Si ce projet avorta, j’en avais néanmoins imaginé le nom : Des Livres Rances. En effet, à cette époque je projetais à court terme la lecture du roman « Délivrance » de James DICKEY sorti chez Gallmeister. Et dans ce titre m’apparût le mot « Livre » mêlé à « Délivrance », je voulus convertir cette apparition en concrétisation et proposai tout naturellement à ma partenaire de ce blog fantôme d’attribuer à celui-ci le nom de « Des Livres Rances » (donc une « délivrance » fragmentée et un brin provocatrice), proposition validée pour un blog inexistant.

En août 2017, L’Hirsute se saborda, l’occasion de fonder un blog littéraire, car je ne pouvais imaginer un futur sans faire partager mes idées de lecture intensive. Le nom choisi quelques mois plus tôt me revint à la mémoire. Dès le lendemain de l’annonce de la fin de L’Hirsute, Des Livres Rances naissait, le 7 août 2017.

Ce nom fut l’objet de pas mal de polémiques et controverses, notamment celle ayant trait à ce terme : « Rances ». Pourquoi accoler un nom si horrible et vilainement connoté à la plus belle des passions : la lecture ? Explication :

Sans vouloir m’étaler sur mon passé, je dois revenir sur une partie de mon parcours : je suis en effet issu de la mouvance punk radicale que j’ai découverte au beau milieu des années 80 lorsque les crêtes se dressaient déjà à grands renforts de colle à bois ou bière de piètre qualité (gâchis certes), multicolores et improbables. Toujours fidèle à ce mouvement dont l’une des forces (et peut-être des faiblesses) est la provocation, dans les actes mais aussi dans les mots et le langage, il était tout naturel de désacraliser la notion de pureté de la littérature, et ce simple mot « rances » entrait en collision violente avec « livres » qui le précédait. Mariage peut-être guère harmonieux, agressant les tympans (comme le punk, en fait), néanmoins il représente ce parcours qui fut le mien, désacralisation, jeux de mots agressifs et foireux, et en filigrane cette image de la liberté, l’une des plus belles valeurs disponibles sur terre, mais paradoxalement l’une des plus difficiles à acquérir et dompter.
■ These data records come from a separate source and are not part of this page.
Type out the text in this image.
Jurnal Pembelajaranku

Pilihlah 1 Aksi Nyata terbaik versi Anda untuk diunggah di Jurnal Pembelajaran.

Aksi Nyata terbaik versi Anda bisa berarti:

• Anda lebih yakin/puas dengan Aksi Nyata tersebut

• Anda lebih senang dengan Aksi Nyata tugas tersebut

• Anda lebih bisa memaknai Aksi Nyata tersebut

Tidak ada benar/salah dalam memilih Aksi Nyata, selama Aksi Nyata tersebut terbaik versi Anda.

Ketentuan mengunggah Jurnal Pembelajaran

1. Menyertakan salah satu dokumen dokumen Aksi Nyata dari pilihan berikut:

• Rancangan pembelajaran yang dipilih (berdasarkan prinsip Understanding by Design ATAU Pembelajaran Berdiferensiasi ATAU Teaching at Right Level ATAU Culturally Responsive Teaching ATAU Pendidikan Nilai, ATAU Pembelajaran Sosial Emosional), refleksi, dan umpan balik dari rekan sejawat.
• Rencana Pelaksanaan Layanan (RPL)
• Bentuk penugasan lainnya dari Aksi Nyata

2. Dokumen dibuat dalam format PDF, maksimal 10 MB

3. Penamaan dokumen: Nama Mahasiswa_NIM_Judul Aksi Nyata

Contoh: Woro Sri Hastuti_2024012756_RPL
Certain.es n’ont pas du tout apprécié le « rances ». Cependant je persiste : il est placé ici comme une tache volontaire, car l’essentiel me paraît ailleurs. Mais lisons l’une des définitions du mot « rance » dans le dictionnaire : « Se dit d’un corps gras qui, au contact de l’air, a pris une odeur forte et une saveur rance ». Odeur forte ne signifie pas forcément odeur pestilentielle ni désagréable, et dans « saveur rance » il y a « saveur », le « rance » pouvant être subjectif et appartient à chacun.e d’entre nous. En revanche, je ne possède aucun début d’explication pour justifier ce « corps gras », faites donc fonctionner votre propre imagination !

Dernièrement, un commentaire sur les réseaux sociaux m’a interpellé : un homme a fait preuve d’une imagination inédite, il a entrevu dans le nom du blog un lien entre les mots « livre » et « errance ». Grâce lui soit rendue ! Car ce terme « errance » est lui aussi représentatif d’une partie de mon parcours, qu’il soit au sein du mouvement punk, personnel, familial ou professionnel : des errances sans fin, mais qui toutefois m’ont forgé et forcément influencé, y compris dans le choix de mes lectures. De ce jour, ce mot « errance » associé à « livres » m’a paru très pertinent, même si le terme peu heureux de « rances » reste bien sûr la matrice du baptême et que son reniement voire son bannissement ne sont pas au programme.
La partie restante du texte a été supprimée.